‘The Very Plain Elm Case’ might sound like the title of a mystery in an old detective novel, but it is actually a real-life (and death) story relating to William Jones, who was born in 1755 at Abergavenny in Wales. In 1781, he became the curate of the parish of Broxbourne, then a small village just north of London.
Sick to death of London
Although he wrote copious notebooks and journals, only his diary has survived, which was published in 1929 as The Diary of the Revd. William Jones, edited by his great-grandson, Octavius Francis Christie. It starts in 1777 and continues to 1821, when William died. We used a few quotes from his diary in Eavesdropping on Jane Austen’s England, because he gives revealing and amusing comments on finances, tithes, housing for the clergy and the poor, taking in lodgers, taxes on wine, marriage, snuff, writing materials and the gruesome murder at Hoddesdon in 1807. He also loathed London, as seen in one diary entry for November 1803:
‘Returned from Town last night, where I had been since Wedny., & I never came home with more pleasure. Nothing, I think, could tempt me to live in London; indeed, its bustle, & dissipation, (without taking its fog & variety of stench into account), would soon destroy me.’

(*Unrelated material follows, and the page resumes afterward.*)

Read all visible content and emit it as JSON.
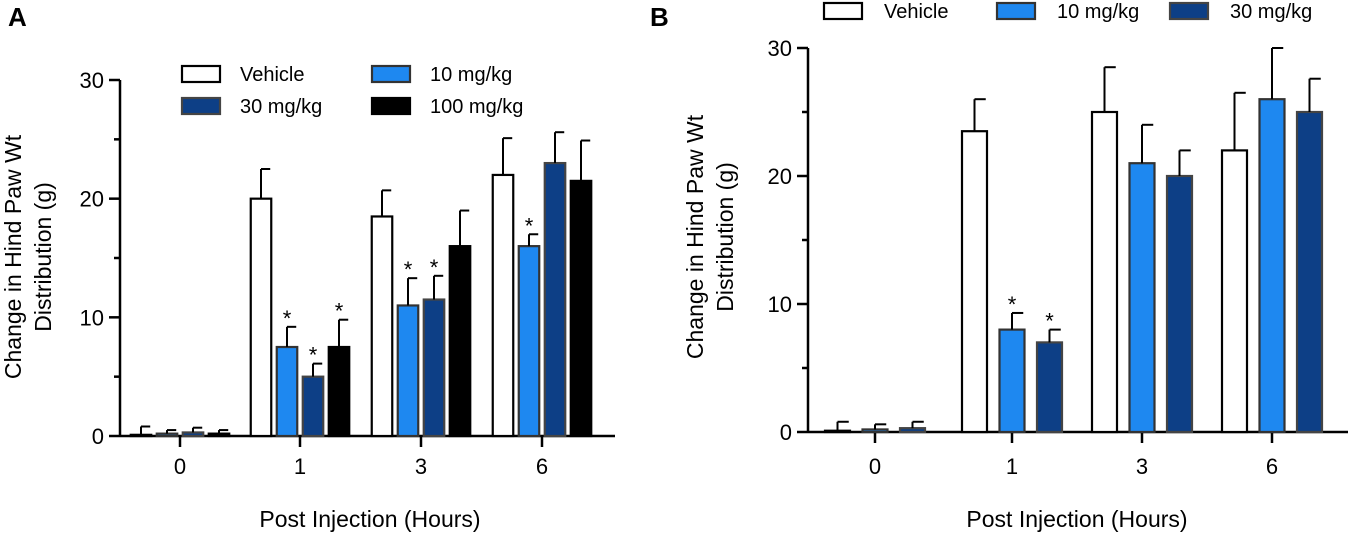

There is one long gap in the diary from 1809 to 1814 when he was ill, and later on his newspaper obituaries related that he ordered a coffin then:
‘Died, at Broxbourn, Herts … the Rev. Wm. Jones, curate and vicar of that parish for the last forty years.––Twelve years ago, being very ill, he had his coffin made, but not dying so soon as he expected, he had shelves fixed in it, and converting it into a bookcase, placed it in his study.’
In an era before refrigeration, most funerals had to take place soon after death, and William obviously wanted to make the process less stressful for his family. A few years later, in 1816, he wrote in his diary that Cheffins the undertaker told everyone about the coffin. It sounds as if it was planned as a bookcase from the outset:
‘As soon as I had bespoken an article of useful furniture for my Cell [his study], in the form of a coffin, a “hue and cry” was instantly raised, & very rude & impertinent remarks were made. Cheffins buzzed the matter about, long before he brought home the very plain elm case; & I suppose that he felt somewhat alarmed, lest I might hurt his “craft” as an undertaker, by my lectures in favour of plain inexpensive funerals.’
Elm timber was valued for floorboards, furniture and – as here – coffins. Before iron pipes, it was also used for water pipes by boring out the centre of elm branches and trunks, because elm is resistant to rot when permanently wet. Elm trees were an intrinsic part of the British landscape, growing mostly in hedgerows, and they were often depicted in landscape paintings, most notably by Constable. All that has gone. From the 1920s, elms were affected by Dutch elm disease, a fungus that is spread by elm bark beetles, and in the 1970s a more aggressive epidemic led to the loss of over 60 million elms.
A felled diseased elm tree in the 1980s
Close to death
All the carpenters shared in the manufacture of William’s coffin, and he adds the acerbic comment that many of them looked closer to death than himself:
‘Old Farrington told me, yesterday, that he & all Cheffin’s journeymen “had a hand” in the job, that they might have it to say that they had had that “honour”! I could not help observing that he & many of his shop-mates might, perhaps, occupy a case [coffin] of that description, before I should take corporeal possession of mine.’
Octavius Christie, the diary’s editor, commented in 1929 that ‘the coffin stood upright, was fitted with shelves, & used as a cupboard. Not so many years ago there were still old folk in the parish, who remembered having been refreshed from its contents.’ He presumably meant that wine and brandy were stored in it, alongside the books. Twelve years after it was made, William knew he was about to die, as one newspaper related:
‘A most Eccentric Character.–– Two days before he died, he desired a young man, who stood by his bedside, to take out the books and shelves and get the coffin ready, as he should soon want it, which was done; he further desired the church-bell might not toll, and that he might be buried as soon as possible after he was dead.’
All his planning then went awry, because the coffin was not big enough:
‘when they came to deposit his remains in the ready-made coffin, it was found too small, it was therefore given to a carpenter to enlarge, which being done, this singular man was buried on Monday last, in the plain boards, without plate, name, date or nails, the Rev. W. Tomlin performing the funeral service.’
William Jones died on 12th October 1821 and was buried ten days later, with the simplest of elm coffins and ceremonies – the sort of burial that is least helpful to archaeologists, because no evidence survives apart from the skeleton.